The term “transmodality” is fairly new, but this progression is being incorporated into everyday life without people knowing the name of what they are doing. Margret R. Hawkins, a professor whose research focuses on applied linguistics, is interested in the “trans” turn in language. In particular, she points out the rapid globalization of technology: “…human communication entails the coordination and interpretation of a vast array of semiotic resources that are entangled with language in fluid and unpredictable ways” (Hawkins 55-56). In fact, this idea that transmodality stems from globalization makes perfect sense for non-native speakers in the English classroom. If students are assigned pages of reading for homework and have a harder time understanding written work, but are confident in their ability to listen, comprehend, and engage in conversation, then having a transmodal text with an auditory function would benefit their understanding of the material. Additionally, it would likely take these students less time to complete the assignment; essentially, it would double the benefits of a transmodal text.

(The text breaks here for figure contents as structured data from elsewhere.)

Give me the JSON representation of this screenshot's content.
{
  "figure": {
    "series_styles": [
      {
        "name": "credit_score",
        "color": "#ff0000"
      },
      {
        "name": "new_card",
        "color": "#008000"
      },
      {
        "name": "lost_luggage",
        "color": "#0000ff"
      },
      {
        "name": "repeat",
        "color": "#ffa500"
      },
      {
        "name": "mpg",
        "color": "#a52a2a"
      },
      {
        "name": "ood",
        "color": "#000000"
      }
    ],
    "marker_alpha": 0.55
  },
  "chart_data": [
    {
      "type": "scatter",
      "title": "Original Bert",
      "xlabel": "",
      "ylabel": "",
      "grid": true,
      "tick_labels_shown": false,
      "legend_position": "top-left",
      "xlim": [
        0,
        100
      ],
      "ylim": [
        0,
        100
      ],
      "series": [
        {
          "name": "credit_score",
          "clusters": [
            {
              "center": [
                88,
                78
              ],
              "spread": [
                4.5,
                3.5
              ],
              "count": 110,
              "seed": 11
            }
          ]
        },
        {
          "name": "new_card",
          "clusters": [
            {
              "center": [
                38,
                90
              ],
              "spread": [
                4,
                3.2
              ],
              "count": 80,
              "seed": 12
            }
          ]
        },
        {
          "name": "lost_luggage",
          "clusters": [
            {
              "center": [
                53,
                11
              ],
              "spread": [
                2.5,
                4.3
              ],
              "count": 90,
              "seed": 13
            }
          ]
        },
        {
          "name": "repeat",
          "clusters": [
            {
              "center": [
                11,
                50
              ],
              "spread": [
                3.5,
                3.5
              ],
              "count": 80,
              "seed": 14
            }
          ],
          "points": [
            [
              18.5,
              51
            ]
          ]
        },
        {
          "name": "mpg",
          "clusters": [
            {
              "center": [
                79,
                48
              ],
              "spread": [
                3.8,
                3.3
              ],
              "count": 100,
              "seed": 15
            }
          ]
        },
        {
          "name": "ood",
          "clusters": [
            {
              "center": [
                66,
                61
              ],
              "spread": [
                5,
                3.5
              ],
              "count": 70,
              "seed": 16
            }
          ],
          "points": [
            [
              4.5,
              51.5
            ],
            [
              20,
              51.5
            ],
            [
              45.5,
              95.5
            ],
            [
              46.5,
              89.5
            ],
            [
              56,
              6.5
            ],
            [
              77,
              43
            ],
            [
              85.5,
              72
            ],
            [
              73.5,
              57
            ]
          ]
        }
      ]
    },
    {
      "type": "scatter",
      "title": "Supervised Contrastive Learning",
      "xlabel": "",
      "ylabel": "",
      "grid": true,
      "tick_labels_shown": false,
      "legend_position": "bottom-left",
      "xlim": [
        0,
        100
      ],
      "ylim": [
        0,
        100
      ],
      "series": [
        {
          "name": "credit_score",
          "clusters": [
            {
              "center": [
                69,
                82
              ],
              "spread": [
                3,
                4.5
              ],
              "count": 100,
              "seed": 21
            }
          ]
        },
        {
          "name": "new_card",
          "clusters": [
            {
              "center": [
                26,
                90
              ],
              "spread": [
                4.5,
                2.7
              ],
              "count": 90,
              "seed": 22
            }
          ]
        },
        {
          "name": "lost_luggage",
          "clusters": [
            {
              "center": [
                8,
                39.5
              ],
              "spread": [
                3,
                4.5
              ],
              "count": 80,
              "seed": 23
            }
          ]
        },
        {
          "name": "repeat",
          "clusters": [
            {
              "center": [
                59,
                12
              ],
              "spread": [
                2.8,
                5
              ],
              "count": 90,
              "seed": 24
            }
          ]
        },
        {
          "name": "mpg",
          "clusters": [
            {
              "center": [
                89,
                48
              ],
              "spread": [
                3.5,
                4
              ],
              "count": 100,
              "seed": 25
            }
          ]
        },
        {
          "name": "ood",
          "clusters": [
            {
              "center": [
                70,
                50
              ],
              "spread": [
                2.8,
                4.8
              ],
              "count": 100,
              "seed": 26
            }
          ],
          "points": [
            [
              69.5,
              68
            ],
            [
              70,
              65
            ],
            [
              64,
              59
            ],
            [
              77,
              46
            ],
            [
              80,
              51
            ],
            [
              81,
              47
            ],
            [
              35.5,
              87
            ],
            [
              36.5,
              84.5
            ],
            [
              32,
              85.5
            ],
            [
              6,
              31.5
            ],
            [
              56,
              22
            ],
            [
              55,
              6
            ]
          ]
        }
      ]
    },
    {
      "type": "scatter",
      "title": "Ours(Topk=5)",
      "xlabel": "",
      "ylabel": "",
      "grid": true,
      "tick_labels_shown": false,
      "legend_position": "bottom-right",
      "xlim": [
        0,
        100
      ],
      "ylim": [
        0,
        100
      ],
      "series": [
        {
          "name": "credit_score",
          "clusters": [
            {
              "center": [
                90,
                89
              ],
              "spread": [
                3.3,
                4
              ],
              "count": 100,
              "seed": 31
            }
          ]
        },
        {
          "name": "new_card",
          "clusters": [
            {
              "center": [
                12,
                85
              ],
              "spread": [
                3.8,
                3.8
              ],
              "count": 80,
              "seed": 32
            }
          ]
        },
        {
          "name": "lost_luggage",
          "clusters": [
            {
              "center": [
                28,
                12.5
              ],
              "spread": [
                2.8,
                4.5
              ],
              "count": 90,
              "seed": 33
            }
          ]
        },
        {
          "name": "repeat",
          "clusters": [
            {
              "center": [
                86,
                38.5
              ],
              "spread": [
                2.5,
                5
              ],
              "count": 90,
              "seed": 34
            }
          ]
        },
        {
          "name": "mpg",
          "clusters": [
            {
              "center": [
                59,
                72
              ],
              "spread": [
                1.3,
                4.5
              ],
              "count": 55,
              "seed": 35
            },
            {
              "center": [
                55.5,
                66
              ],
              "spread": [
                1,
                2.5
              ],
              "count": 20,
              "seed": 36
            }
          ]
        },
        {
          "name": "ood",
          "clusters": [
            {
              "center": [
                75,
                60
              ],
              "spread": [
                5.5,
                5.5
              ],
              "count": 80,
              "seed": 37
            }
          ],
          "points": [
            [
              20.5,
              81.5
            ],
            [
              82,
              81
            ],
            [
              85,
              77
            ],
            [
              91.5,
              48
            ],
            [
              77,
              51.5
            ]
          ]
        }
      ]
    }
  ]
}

It is worth noting that transmodality differs from Jay David Bolter and Richard Grusin’s 1999 ideas of remediation. Remediation, as defined by Bolter and Grusin, is a double logic, in which “Our culture wants both to multiply its media and to erase all traces of mediation: ideally, it wants to erase its media in the very act of multiplying them” (Bolter and Grusin 5). This theory is built by emphasizing the immediacy of media and information. Along with the immediacy of media, remediation also has to do with embodiment and an audience’s desire to experience or embody the thing being represented, with a common example being the utilization of virtual reality (VR) headsets (Bolter and Grusin 5-6). While remediation is certainly worthy of our study and attention, it can be seen more as a precursor to the idea of transmodality. While Bolter and Grusin focused on hypermediacy and the speed at which things can be added or adapted to a new medium, transmodality considers all (or many) different media sources simultaneously and allows users to choose their preference. In contrast, remediation allows the current culture and society to dictate what modality we should prefer. We can understand remediation as seeking the next new modality, whereas transmodality can be seen as having the option to choose.